Through the program, artists and arts groups contact the Dauphin County Bar Association, which assesses the applicant’s financial eligibility for pro bono (free) assistance. The DCBA then forwards potential cases to Widener Law students, who research the legal issues that artists may encounter.
“As a student, this is a win-win situation,” said Widener law student Victoria Beard, whose mother, a weaver, put together a craft cooperative in Waynesboro, Pa. “We can sharpen our skills as future attorneys, perfecting the art of asking questions and eliciting information. We can provide a valuable service to artists and arts organizations that lack the funds to hire an attorney for the help they really need.”
That help may entail such issues as intellectual property, contract disputes, sales, business information, landlord-tenant law, taxes and the creation of corporations, to name just a few. Students conduct client interviews and develop necessary case files that are passed on to licensed attorneys.
Legal issues can become overwhelming to an artist as he or she attempts to establish a career or continues to pursue a career.
“This is an underserved community with unmet legal needs,” said Widener Law School Associate Professor Michael J. Hussey, who joined Professor Juliet M. Moringiello in helping found the program with the DCBA.
Hussey adds that the program allows artists the freedom to pursue their art while volunteer lawyers and law students help to protect their legal interests.
“This program helps artists identify and avoid legal risks when possible,” said Liz Simcox, executive director of the DCBA. “It raises artists’ awareness of the resources available from the DCBA and other organizations when legal representation is needed.”
Bar Association Pro Bono Coordinator Sandy Ballard plays a key role in coordinating this project.
“This is a great opportunity for artists and small arts organizations to find the help they need to become stronger and more successful,” she said.
However, it also benefits the students, as they learn to apply their education while developing their talents and skills through volunteer opportunities before facing the pressures of working in a law firm.
“Law students learn valuable business skills while working with lawyers and artists,” said Ballard.
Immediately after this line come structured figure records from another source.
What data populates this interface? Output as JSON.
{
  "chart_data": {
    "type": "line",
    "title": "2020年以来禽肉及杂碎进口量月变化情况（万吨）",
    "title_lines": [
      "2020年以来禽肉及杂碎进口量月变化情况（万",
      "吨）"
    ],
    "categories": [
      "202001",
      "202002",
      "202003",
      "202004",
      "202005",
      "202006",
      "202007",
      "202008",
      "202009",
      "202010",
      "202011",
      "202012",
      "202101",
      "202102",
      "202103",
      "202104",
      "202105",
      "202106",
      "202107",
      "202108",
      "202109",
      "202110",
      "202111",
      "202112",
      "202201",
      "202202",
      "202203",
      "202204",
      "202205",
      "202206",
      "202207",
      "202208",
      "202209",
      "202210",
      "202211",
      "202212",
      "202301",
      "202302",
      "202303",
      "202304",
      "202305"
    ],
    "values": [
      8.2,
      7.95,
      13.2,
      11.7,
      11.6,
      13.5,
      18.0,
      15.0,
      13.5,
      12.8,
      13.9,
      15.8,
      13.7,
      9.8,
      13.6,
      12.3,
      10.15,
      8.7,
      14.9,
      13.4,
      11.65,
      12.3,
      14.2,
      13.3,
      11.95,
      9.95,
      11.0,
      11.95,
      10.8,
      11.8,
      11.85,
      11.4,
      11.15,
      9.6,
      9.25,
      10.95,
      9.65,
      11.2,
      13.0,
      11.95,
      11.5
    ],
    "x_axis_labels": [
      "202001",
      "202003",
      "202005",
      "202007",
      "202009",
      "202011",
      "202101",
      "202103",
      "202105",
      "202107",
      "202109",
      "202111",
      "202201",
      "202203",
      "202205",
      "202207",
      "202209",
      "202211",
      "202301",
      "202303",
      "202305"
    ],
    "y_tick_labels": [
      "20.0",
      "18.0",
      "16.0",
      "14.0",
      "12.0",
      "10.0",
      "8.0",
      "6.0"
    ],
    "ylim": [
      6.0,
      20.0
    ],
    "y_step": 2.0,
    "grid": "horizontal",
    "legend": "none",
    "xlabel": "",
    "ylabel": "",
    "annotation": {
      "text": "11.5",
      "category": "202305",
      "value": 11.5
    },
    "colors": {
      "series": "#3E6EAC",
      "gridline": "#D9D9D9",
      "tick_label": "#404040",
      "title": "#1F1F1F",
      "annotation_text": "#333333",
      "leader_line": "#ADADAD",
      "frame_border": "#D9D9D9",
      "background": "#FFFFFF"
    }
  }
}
Since Sept. 15, Lawyers for the Arts has accepted requests from artists and arts organizations through the DCBA Lawyer Referral Service, which assists individuals in identifying private attorneys appropriate to their needs. Students and faculty of Widener review applications. The DCBA then refers selected applicants to participating local attorneys for representation.
“Through this program, everyone in central Pennsylvania will be enriched by the creativity of our thriving arts community,” said Hussey.
Harrisburg artist Liz Laribee agreed, adding that the need for legal services will only increase as the city’s already-vibrant art community continues to grow.
“With the number of creative professionals and entrepreneurs honing their craft here, it’s encouraging to see efforts to buffer their work against risk,” she said. “I love when concentric circles of the ecosystem work together in such creative ways. It makes for a better outcome and a greater city.”